In a press release, Uber announced its intention to increase its investments in Egypt by EGP 500m, as its success to date in Cairo surpasses any other city in the Middle East with a record 30,000 drivers.
Over the next two years, Uber’s investment in the MENA region is expected to reach EGP 2.2bn, in order to provide more resources, training centres, and office spaces, as well as technology and network development.
“The government is very clear that innovative technologies can play a crucial role in helping people get around our cities and so it is encouraging that regulations for ride-sharing are under discussion,” Anthony Khoury, general manager of Uber Egypt, added.
Internationally, Uber is operating in a legal gray zone, in which drivers do not have proper permits for their activity. Dozens of Uber drivers have had their cars impounded since the driver service began in Egypt. Two Uber executives in France were arrested in February for illegal storage of personal information and operating without a licence.
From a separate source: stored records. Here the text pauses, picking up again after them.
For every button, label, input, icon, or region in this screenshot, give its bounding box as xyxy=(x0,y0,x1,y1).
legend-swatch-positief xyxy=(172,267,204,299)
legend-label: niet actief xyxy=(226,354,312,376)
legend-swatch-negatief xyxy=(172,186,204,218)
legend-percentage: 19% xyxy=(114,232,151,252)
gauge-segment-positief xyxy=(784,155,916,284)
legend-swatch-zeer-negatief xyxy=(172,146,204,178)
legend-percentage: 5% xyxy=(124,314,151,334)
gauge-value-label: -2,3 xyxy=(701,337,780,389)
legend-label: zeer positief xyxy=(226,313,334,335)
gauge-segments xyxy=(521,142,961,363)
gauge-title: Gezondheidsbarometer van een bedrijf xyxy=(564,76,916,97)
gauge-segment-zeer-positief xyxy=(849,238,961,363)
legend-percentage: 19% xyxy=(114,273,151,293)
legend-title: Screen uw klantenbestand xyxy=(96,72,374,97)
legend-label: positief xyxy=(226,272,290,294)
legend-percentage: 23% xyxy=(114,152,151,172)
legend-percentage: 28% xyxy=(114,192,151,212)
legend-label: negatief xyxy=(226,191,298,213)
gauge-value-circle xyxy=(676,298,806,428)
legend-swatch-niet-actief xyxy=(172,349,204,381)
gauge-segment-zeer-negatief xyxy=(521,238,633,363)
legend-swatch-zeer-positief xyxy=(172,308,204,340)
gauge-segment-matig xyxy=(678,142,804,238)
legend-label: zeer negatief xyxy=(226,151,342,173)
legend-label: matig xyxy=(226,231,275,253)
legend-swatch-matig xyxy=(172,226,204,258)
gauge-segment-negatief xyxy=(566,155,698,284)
More than 50 United States federal cases have been opened on similar charges.
Uber gained popularity owing to customers’ concerns about “safety and affordability”, as well as the drivers’ interest in flexible employment.
In a recent visit, David Plouffe, member of the company’s board of directors, stated that 20% of public transportation users in Greater Cairo use Uber. Khoury said this is attributed to Uber “introducing a safe, reliable, and efficient way to move around the city”, while also creating “valuable economic opportunities at a time when unemployment remains all too common in the Middle East”.
40% of Uber drivers state that they had been completely unemployed before starting work with Uber, while 70% have said that their part-time Uber job now supplements their income.
Cairo’s local taxi drivers have resisted the Uber wave, launching the “We are the Taxi” initiative, which aims at renewing the image of local taxi services after calling for a ban on Uber. A report published by Grattan Institute in April, determined that peer-to-peer services like Uber and Airbnb can provide large benefits to the economy. However, governments need to ensure a balanced approach towards consumer and provider support. The report highlighted that governments had hoped to ban services like Uber, but wishing that technology will disappear has never worked in the modern age.